Energy usage per sq. ft. vs. years when housing unit was built
This plot shows a clear trend that newer houses are more energy efficient. This can serve as another reason to persuade the contractor’s client to build new construction, rather than renovate.
Energy usage per sq. ft. for housing unit types per own or rent
People who rent spend more per sq ft than whose who owns for every unit type, except for 2-4 units apartments. Those, knowing if the unit is owner or renter occupied, we can expect higher consumption. People who occupied without payment of rent spend so much more. Perhaps, they are not financially responsible for utilities as well, that’s why not eager to use thoughtfully. May be programs which will educate people about the environmental impact of wasteful use for such people could make a difference, if money can’t.

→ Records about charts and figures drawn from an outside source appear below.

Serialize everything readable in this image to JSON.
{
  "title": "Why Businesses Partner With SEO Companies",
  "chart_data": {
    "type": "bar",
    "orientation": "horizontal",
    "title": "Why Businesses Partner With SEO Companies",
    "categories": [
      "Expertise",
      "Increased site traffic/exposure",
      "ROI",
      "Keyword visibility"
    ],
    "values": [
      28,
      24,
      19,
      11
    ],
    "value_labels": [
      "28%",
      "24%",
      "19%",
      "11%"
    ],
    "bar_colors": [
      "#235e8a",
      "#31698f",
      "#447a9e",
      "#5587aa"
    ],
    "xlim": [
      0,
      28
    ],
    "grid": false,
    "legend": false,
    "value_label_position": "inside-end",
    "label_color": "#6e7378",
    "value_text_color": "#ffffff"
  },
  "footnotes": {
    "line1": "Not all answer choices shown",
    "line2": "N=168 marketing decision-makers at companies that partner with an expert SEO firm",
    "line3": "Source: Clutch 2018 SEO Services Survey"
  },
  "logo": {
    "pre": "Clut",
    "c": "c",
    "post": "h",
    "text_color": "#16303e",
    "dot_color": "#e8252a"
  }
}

T-test below confirms that average consumption per sq ft, as well as total consumption for people who owns and who rents are different (significant p-value):
Ttest_indResult(statistic=-5.092762322269505, pvalue=3.740187974122832e-07)
Energy usage per sq. ft. vs. main space heating equipment type
Energy usage per sq. ft. vs. main space heating equipment type plot basically shows the efficiency of heating equipment. For example, a steam/hot water system with radiators or pipes is visibly less effective than the central furnace, and both are outperformed by a heat pump.
For potential HVAC company, this can be valuable information to convince their customers to change the system to a heat pump.
Also, I tested the hypothesis that having or not having certain appliances in the home affects total consumption using the t-test. We have to reject the null hypothesis that having or not having clothes washer at the home has no effect on consumption. Same for clothes dryer, dishwasher, and even coffee maker.